For programs that fall short in one or more areas, Studts and his team have created a portal that offers resources for programs to boost their technical knowledge and better engage patients about screening opportunities.
“For example, there are flyers they can integrate into the process to build engagement and do outreach,” Studts says. “There are PowerPoint slides they can use to do community outreach to primary care clinicians to help boost an understanding from the primary care perspective about what the opportunities are for lung cancer screening in their community.”
Expanding the reach
Impressed by the results of the Kentucky LEADS program, BMSF asked Studts and his team to continue their work, giving them additional funding to further improve the QUILS program and identify two other states in which to roll it out. The team is currently working on “QUILS 2.0”; when that is complete, they will begin looking for additional states to focus on. Colorado is in the running, Studts says.
“We’re going to take everything that we learned from the 10 sites that we worked with in Kentucky and turn that into QUILS 2.0 — to improve the scoring system, improve the feedback system, and update our resource portal with some new tools and add new information that has emerged in the past few years,” Studts says.
Focus on equity
Another focus of the new and improved QUILS program is equitable lung cancer screening, reaching out to medically underserved communities that may not have as much access to the procedure.
“We want to leverage the lung cancer screening platform as effectively as we can, including in the Black community and the LGBTQ community,” Studts says. “We know there are a number of communities out there that have a higher rate of smoking, and therefore are more likely to be eligible for lung cancer screening, but they are not being reached by a mainstream message that is designed for the majority of the community.
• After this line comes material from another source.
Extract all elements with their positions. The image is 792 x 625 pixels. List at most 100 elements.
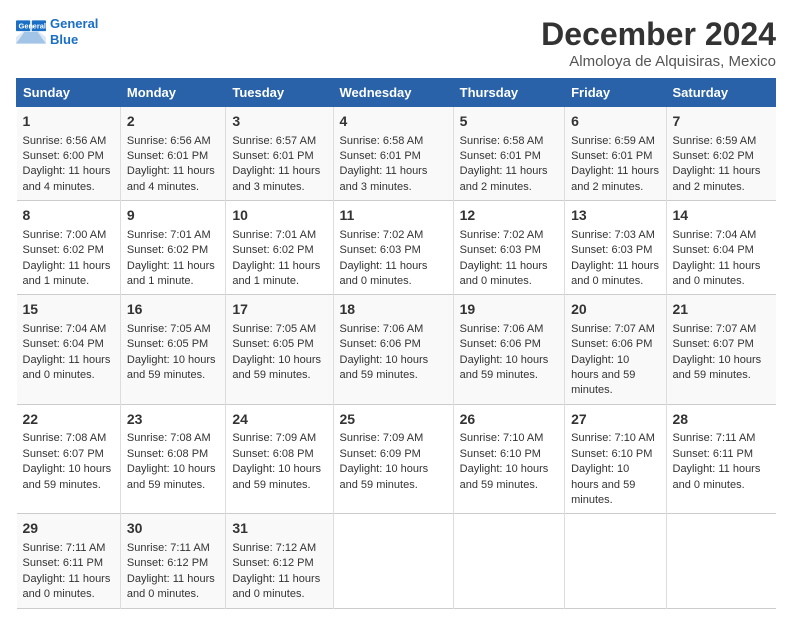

There need to be targeted efforts to do outreach and engagement with other community entities and organizations in order to support broader access.”
Taking the next steps
Other important goals for the QUILS program include spreading the word that lung cancer screening is free for people who are eligible to receive it, and letting people know what the next steps are if the screening does reveal lung cancer.
“One of the things we have failed to help our community understand is that any cancer screening is a process, not an event,” Studts says. “When you sign up for screening, what you’re saying, fundamentally, is that ‘I believe that this test can find something early, and I’m ready to take the next steps if it is found early.’ If you're not willing to take the next steps, then screening doesn't make sense.”